Die gegen die Taliban kämpfende Nationale Widerstandsfront (NRF) kündigte derweil an, ihren Kampf fortzusetzen und rief zum «nationalen Widerstand» gegen die Taliban auf.

Das Pandschir-Tal hat eine hohe symbolische Bedeutung. In den 80er Jahren verteidigten die Bewohner das Tal gegen die Sowjets, in den 90er Jahren war es eine Hochburg des Widerstands gegen die Taliban und fiel nie unter die Kontrolle der Islamisten.

«Mit diesem Sieg ist unser Land vollständig aus dem Sumpf des Krieges befreit», erklärte Taliban-Sprecher Sabihullah Mudschahid. Die Taliban würden keinen weiteren «Aufstand» gegen ihre Herrschaft dulden und «hart zuschlagen», warnte er. Ein von den Islamisten veröffentlichtes Video zeigte das Hissen der Taliban-Flagge über dem Sitz des Gouverneurs von Pandschir.
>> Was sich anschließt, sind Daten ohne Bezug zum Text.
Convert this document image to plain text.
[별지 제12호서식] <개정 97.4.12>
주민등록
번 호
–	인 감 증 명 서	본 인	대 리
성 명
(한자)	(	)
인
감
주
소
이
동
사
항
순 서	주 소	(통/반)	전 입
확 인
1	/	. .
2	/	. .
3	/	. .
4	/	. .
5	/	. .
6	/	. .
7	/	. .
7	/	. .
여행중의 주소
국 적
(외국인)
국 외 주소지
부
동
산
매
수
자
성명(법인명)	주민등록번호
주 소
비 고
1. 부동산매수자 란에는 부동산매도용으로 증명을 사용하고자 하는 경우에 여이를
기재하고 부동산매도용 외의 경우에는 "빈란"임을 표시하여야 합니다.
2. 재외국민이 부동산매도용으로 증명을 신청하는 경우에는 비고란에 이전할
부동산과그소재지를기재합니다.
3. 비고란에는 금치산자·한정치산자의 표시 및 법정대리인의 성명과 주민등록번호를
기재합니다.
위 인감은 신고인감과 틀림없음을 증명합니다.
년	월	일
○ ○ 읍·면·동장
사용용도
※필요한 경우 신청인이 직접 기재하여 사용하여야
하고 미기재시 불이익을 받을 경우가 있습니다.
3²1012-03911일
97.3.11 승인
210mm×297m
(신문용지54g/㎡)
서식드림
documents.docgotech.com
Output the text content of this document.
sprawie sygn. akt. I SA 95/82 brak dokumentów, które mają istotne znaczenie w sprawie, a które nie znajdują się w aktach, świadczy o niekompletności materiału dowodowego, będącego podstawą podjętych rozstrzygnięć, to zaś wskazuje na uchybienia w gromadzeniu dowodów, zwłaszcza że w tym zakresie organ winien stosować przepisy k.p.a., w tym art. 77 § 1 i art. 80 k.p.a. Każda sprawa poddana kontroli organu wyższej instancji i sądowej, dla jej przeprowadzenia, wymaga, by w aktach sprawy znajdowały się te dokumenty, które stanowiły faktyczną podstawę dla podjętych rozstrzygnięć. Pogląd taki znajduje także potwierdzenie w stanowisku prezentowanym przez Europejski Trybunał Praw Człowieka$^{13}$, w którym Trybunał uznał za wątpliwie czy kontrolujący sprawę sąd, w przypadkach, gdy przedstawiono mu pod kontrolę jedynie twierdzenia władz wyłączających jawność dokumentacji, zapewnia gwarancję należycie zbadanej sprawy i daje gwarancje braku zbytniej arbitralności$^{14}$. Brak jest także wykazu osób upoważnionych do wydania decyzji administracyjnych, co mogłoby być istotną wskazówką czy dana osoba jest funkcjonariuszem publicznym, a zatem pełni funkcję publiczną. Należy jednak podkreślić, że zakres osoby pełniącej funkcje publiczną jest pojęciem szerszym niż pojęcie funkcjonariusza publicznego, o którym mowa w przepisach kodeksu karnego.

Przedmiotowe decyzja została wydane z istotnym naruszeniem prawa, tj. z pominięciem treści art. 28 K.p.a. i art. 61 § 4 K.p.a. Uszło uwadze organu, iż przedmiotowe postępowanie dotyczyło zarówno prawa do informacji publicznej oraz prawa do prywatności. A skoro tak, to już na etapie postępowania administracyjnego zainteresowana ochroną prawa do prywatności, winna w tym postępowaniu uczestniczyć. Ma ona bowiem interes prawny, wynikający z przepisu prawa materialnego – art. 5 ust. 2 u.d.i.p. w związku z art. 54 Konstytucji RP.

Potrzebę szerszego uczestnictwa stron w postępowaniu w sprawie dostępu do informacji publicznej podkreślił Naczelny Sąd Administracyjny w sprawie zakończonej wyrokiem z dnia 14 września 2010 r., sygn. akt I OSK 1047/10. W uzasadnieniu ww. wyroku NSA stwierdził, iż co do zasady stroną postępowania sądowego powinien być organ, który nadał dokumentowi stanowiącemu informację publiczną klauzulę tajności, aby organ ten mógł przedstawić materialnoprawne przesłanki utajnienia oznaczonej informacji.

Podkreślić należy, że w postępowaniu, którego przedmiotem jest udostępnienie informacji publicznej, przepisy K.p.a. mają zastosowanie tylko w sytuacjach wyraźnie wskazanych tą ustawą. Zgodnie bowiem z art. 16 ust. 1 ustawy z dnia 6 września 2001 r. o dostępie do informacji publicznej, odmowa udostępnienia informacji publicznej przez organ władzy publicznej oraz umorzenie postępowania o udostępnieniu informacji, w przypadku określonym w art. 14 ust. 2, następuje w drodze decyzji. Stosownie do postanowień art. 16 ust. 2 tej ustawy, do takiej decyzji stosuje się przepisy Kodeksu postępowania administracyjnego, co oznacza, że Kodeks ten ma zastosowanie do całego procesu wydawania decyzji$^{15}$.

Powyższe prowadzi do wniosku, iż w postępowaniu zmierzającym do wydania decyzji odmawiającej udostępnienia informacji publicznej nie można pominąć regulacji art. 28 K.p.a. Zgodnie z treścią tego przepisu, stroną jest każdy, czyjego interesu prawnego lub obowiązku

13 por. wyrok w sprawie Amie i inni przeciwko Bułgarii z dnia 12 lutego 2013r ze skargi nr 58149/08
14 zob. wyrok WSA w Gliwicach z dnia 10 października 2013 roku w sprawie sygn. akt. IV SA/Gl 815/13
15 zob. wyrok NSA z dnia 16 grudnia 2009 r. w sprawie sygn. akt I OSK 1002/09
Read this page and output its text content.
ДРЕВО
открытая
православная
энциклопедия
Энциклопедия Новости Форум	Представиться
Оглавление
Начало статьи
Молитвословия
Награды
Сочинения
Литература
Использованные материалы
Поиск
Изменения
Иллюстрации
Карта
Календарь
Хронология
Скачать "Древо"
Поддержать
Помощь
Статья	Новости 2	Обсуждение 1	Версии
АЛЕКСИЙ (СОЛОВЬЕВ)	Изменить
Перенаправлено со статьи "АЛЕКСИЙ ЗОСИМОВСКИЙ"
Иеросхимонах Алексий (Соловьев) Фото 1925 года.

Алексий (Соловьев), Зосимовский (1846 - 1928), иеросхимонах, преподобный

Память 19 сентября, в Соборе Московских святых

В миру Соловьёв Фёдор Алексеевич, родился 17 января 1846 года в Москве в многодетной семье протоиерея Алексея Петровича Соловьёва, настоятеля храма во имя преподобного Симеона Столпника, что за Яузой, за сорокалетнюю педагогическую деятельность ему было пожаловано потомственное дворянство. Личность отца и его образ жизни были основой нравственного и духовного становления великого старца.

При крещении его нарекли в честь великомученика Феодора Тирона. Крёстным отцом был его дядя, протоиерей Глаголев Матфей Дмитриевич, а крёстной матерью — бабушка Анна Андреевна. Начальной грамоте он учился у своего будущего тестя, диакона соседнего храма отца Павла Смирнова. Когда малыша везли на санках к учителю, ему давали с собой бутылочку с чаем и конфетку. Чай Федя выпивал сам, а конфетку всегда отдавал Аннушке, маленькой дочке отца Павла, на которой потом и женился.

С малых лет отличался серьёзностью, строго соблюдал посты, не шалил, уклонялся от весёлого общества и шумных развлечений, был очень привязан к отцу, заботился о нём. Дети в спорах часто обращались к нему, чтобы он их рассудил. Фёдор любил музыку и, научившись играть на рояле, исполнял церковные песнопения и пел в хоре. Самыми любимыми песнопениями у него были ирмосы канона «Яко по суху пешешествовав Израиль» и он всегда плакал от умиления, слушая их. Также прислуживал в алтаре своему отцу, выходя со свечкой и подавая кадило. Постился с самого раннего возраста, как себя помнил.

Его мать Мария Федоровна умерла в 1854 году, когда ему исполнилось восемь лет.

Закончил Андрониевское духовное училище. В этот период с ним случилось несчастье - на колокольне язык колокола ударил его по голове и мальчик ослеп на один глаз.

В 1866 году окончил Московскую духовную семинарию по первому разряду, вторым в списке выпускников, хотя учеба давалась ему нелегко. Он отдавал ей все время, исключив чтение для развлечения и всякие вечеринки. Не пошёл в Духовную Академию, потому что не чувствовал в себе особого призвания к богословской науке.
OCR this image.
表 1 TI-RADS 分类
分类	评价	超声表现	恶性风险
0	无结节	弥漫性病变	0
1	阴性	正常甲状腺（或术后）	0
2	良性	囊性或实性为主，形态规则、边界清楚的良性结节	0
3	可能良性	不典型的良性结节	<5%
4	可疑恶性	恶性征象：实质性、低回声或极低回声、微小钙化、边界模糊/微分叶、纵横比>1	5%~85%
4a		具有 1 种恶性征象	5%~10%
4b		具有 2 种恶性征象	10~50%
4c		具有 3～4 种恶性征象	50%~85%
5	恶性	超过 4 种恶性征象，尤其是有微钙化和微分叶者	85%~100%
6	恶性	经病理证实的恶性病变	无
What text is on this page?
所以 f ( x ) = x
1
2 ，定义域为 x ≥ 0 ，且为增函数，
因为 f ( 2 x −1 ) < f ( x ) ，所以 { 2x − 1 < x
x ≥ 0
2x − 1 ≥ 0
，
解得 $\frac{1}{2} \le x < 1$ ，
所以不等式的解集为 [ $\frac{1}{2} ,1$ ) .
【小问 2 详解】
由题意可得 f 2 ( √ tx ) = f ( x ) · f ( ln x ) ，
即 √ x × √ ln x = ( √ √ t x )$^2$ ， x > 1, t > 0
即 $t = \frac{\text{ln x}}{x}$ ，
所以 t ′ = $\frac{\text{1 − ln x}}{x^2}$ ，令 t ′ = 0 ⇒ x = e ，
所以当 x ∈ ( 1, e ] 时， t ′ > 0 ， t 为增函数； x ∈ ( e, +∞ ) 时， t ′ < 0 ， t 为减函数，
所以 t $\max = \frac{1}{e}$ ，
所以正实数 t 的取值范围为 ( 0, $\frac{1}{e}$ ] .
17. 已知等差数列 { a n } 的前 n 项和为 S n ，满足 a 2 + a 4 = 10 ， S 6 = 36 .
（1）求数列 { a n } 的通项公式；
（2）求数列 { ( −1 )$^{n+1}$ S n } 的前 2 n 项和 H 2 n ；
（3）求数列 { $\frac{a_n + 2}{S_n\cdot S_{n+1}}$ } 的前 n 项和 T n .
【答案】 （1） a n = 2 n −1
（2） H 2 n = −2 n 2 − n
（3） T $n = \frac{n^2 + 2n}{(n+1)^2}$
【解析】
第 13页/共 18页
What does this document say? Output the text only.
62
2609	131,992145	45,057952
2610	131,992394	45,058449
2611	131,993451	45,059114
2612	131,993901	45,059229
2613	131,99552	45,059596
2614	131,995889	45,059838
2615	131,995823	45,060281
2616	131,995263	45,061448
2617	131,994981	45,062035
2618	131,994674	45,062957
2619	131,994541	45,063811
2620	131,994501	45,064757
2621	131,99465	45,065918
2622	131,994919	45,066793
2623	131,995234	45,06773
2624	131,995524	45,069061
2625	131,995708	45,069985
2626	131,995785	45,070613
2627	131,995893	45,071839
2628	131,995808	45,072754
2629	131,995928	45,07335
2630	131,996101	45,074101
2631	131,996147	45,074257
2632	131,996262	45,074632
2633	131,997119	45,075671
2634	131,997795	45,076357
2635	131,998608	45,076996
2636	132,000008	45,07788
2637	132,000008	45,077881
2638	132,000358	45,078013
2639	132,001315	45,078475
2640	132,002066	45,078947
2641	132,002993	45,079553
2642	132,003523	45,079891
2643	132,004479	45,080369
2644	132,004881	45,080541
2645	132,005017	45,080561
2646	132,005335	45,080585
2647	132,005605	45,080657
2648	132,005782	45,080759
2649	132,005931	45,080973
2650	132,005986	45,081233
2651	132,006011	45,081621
Die Nationale Widerstandsfront erklärte, sie halte weiterhin «strategische Positionen» in dem Tal. «Der Kampf gegen die Taliban und ihre Partner wird weitergehen», schrieb die Gruppe auf Twitter. NRF-Anführer Ahmed Massud rief in einer Audiobotschaft zum «nationalen Widerstand für die Würde, die Freiheit und den Wohlstand unseres Landes» auf.

Nach der Machtergreifung der Taliban vor drei Wochen hatte sich in dem Tal die NRF unter Führung des Sohnes des 2001 getöteten afghanischen Kriegsherrn und Taliban-Gegners Ahmed Schah Massud sowie des ehemaligen Vizepräsidenten Amrullah Saleh formiert.

Der Iran verurteilte die Offensive der Islamisten im Pandschir-Tal «scharf». «Die Nachrichten aus Pandschir sind wirklich beunruhigend», sagte ein Sprecher des iranischen Aussenministeriums.

Die von den Taliban seit Tagen angekündigte Regierungsbildung liess derweil weiter auf sich warten. Laut Sprecher Mudschahid soll es zunächst ein «Interimssystem» geben. «Die endgültigen Entscheidungen sind getroffen, wir arbeiten jetzt an den technischen Fragen», sagte er.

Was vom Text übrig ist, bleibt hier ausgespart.